Within the last two decades, the classical Shannon sampling framework has been extended to classes of non-bandlimited structured signals, which we call signals with Finite Rate of Innovation. In these new sampling schemes, the prior that the signal is sparse in a basis or in a parametric space takes the form of a linear system of equations expressing the annihilation of signal-derived quantities. The coefficients of this annihilation system are then related in a non-linear way (e.g., polynomial roots) to the sparse signal parameters; i.e., its “innovations”. This leads to new exact reconstruction formulas and fast algorithms that achieve such reconstructions.

We will show how these algorithms are able to deal succesfully with noise issues, leading to statistically optimal recovery, and we will exemplify this theory with a number of applications that benefit from these novel schemes.
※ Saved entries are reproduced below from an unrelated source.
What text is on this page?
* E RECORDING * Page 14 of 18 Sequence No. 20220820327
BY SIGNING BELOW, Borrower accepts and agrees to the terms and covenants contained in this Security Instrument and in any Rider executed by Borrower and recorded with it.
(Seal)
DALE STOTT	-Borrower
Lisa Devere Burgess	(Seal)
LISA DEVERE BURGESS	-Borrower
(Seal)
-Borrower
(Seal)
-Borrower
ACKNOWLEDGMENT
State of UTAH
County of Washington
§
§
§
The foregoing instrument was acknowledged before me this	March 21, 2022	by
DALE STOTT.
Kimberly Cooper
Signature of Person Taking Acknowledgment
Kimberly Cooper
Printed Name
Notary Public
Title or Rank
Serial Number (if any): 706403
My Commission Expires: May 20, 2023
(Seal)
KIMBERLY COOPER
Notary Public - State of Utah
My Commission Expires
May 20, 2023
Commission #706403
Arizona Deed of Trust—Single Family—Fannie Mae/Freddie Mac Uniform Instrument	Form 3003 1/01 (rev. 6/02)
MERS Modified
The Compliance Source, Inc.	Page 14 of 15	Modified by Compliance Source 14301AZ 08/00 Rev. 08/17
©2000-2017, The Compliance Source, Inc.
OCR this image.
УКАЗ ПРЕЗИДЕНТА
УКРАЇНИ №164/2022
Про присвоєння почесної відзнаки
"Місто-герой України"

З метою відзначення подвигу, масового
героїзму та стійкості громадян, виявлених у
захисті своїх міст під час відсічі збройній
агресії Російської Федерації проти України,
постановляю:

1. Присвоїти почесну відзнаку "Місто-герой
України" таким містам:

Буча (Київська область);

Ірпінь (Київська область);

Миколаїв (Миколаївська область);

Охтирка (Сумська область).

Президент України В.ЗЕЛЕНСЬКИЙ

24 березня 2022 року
Speaker Bio Th. Blu was born in Orléans, France in 1964. He graduated (MSc) from École polytechnique (Paris, France) in 1986. Then, in 1988, he graduated (MEng) from École Nationale Supérieure des Télécommunications (Paris, France) from which he also obtained a PhD in electrical engineering (1996). From 1988 to 1998, he worked at France Telecom R&D (now “Orange”) as a research engineer first in Hertzian wave propagation, then in signal processing and videotelephony. He has been on leave from the French administration (1998 to 2014), with the rank of “Ingénieur en Chef des Mines”. In 1998, Th. Blu joined the Biomedical Imaging Laboratory, then recently created by Prof. Michael Unser at EPFL (Lausanne, Switzerland), where he became responsible for the mathematical aspects of image processing in connection with biomedical/biological data. Th. Blu left EPFL at the end of 2007 to join the Department of Electronic Engineering at the Chinese University of Hong Kong, where he is currently a tenured professor.